Remark: You can say much more. The only operators that do not depend on the choice of the basis (when you fix the same basis in the domain and co-domain) are multiples of the identity, so the maps that we have studied above. This holds because if we consider the associated matrix $A$, then we would get $A=M^{-1}AM$ for each invertible matrix $M$. In other words $A$ commutes with each invertible matrix. Let us take the $(i,j)$ component, $a_{i,j}$, of $A$, let $M_1$ be the invertible matrix that exchanges the $i$-th and $j$-th columns, $i\neq j$ and let $M_2$ be the invertible matrix that exchanges the $i$-th column with minus the $j$-th column. Then
$$M_1A=AM_1 \implies a_{ij}=a_{ji}, \quad a_{ii}=a_{jj}.$$
$$M_2A=AM_2 \implies a_{ij}=-a_{ji}, \quad -a_{ii}=-a_{jj}.$$
Therefore $a_{ij}=0$ and $a_{ii}=a_{jj}$, which means $A=\lambda I$.

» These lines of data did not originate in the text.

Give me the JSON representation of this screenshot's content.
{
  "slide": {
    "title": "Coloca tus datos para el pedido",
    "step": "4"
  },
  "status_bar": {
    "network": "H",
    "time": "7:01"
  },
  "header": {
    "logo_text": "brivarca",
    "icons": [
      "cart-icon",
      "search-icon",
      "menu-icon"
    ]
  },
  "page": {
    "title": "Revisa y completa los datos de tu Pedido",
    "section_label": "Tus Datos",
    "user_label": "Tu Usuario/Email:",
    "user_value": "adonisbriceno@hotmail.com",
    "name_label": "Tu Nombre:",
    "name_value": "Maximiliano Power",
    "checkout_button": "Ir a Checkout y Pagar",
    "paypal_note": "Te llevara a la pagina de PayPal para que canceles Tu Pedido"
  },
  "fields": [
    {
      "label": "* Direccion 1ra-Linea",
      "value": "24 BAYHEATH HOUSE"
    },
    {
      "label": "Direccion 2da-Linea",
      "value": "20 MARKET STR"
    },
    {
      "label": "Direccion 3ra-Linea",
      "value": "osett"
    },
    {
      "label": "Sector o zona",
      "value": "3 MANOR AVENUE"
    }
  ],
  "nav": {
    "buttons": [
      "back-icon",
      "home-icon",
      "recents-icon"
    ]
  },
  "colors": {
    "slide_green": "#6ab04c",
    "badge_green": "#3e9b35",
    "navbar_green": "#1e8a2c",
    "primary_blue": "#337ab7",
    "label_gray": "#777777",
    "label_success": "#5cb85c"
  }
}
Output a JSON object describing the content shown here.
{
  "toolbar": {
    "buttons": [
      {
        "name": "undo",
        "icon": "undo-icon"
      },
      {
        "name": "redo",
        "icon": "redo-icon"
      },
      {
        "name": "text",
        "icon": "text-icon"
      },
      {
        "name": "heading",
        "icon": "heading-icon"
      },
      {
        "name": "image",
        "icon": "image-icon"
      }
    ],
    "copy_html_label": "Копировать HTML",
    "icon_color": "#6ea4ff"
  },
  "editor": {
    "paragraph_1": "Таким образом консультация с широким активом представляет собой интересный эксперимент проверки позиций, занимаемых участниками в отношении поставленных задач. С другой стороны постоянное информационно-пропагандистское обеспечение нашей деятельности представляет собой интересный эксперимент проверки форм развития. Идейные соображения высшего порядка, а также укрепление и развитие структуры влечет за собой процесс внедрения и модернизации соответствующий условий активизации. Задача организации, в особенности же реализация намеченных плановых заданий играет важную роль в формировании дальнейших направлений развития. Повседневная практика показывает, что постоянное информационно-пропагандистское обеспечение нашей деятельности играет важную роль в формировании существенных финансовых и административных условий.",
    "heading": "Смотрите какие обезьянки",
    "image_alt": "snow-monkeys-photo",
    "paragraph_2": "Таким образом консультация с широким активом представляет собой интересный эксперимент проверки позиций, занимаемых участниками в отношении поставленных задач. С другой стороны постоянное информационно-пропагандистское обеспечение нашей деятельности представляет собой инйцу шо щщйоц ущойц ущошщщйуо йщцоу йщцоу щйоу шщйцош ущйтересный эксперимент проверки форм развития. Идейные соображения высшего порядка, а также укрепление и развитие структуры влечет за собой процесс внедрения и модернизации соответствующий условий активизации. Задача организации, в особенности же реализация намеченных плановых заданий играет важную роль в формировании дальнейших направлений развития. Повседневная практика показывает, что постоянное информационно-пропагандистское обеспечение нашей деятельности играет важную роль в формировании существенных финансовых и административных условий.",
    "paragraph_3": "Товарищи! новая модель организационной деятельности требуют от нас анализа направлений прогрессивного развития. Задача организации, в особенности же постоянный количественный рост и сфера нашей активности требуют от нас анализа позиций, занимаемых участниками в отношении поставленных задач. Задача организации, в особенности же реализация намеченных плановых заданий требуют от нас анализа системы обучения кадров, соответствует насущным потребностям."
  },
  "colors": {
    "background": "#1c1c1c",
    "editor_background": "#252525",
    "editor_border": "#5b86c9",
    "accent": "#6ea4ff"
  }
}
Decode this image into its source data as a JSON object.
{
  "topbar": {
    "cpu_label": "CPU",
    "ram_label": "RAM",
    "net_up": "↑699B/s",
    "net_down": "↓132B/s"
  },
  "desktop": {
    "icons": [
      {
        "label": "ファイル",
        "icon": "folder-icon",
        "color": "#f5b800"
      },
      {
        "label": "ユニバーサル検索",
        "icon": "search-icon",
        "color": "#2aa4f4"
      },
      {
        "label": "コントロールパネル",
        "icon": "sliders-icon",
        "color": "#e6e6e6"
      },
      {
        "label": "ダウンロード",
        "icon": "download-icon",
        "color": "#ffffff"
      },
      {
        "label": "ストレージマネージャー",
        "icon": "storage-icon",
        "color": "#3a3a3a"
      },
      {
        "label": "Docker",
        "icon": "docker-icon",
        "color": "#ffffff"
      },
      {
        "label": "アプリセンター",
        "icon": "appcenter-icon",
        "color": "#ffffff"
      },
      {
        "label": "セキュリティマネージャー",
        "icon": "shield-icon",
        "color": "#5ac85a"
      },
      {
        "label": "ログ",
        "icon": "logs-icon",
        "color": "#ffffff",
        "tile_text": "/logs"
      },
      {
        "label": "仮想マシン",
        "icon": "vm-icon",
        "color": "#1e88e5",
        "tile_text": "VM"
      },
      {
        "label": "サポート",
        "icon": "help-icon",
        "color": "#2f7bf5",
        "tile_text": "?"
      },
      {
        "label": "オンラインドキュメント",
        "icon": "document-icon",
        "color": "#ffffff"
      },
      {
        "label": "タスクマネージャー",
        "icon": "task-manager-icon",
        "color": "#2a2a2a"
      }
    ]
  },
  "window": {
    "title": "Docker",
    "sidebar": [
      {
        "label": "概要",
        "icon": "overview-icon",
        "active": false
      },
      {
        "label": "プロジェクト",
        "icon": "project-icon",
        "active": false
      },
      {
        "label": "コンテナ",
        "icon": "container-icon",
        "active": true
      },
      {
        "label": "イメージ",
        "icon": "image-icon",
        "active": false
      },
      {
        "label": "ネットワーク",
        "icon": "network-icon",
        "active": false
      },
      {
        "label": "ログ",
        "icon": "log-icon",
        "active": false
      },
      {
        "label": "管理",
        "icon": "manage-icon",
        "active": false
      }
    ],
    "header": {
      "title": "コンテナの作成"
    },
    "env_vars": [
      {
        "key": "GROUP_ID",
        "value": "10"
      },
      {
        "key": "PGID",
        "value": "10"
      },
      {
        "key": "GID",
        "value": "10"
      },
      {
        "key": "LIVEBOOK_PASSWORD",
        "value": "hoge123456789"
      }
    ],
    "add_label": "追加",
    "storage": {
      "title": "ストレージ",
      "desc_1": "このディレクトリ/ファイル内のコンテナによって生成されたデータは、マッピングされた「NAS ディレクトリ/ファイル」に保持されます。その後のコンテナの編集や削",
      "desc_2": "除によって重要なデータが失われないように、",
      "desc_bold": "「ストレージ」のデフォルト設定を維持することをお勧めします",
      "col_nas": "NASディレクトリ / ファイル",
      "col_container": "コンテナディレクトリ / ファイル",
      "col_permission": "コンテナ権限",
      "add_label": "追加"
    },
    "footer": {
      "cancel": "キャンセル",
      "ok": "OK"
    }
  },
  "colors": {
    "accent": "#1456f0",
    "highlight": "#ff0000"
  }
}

(Observe that I have implicitly used above that the characteristic of the field $\mathbb K$ is different from $2$. However, the proof should be generalizable to these kind of fields as well, just by considering suitable matrices $M_1$ and $M_2$).
Moreover, we can ask ourselves which are the linear maps that does not depend by the choice of the basis in general without fixing the same basis on the domain and co-domain.
Of course, an example is the zero map: $0_E=(M')^{-1}0_EM$.
Is this the unique one? In this case, by what we have said before, we are sure that such kind of maps has to be a multiple of the identity: $A=\lambda \cdot I$. But now if you fix two different basis that gives you two distinct change base matrix $M'$ and $M$, then you would get
$\lambda\cdot I= (M')^{-1}\lambda \cdot I M=\lambda (M')^{-1}M$.
If $\lambda \neq 0$, then we would have $I=(M')^{-1}M \implies M'=M$ that contradicts our hypothesis.
Therefore we have $\lambda=0$, and so the unique linear map independent by the choice of the basis has to be $0_E$.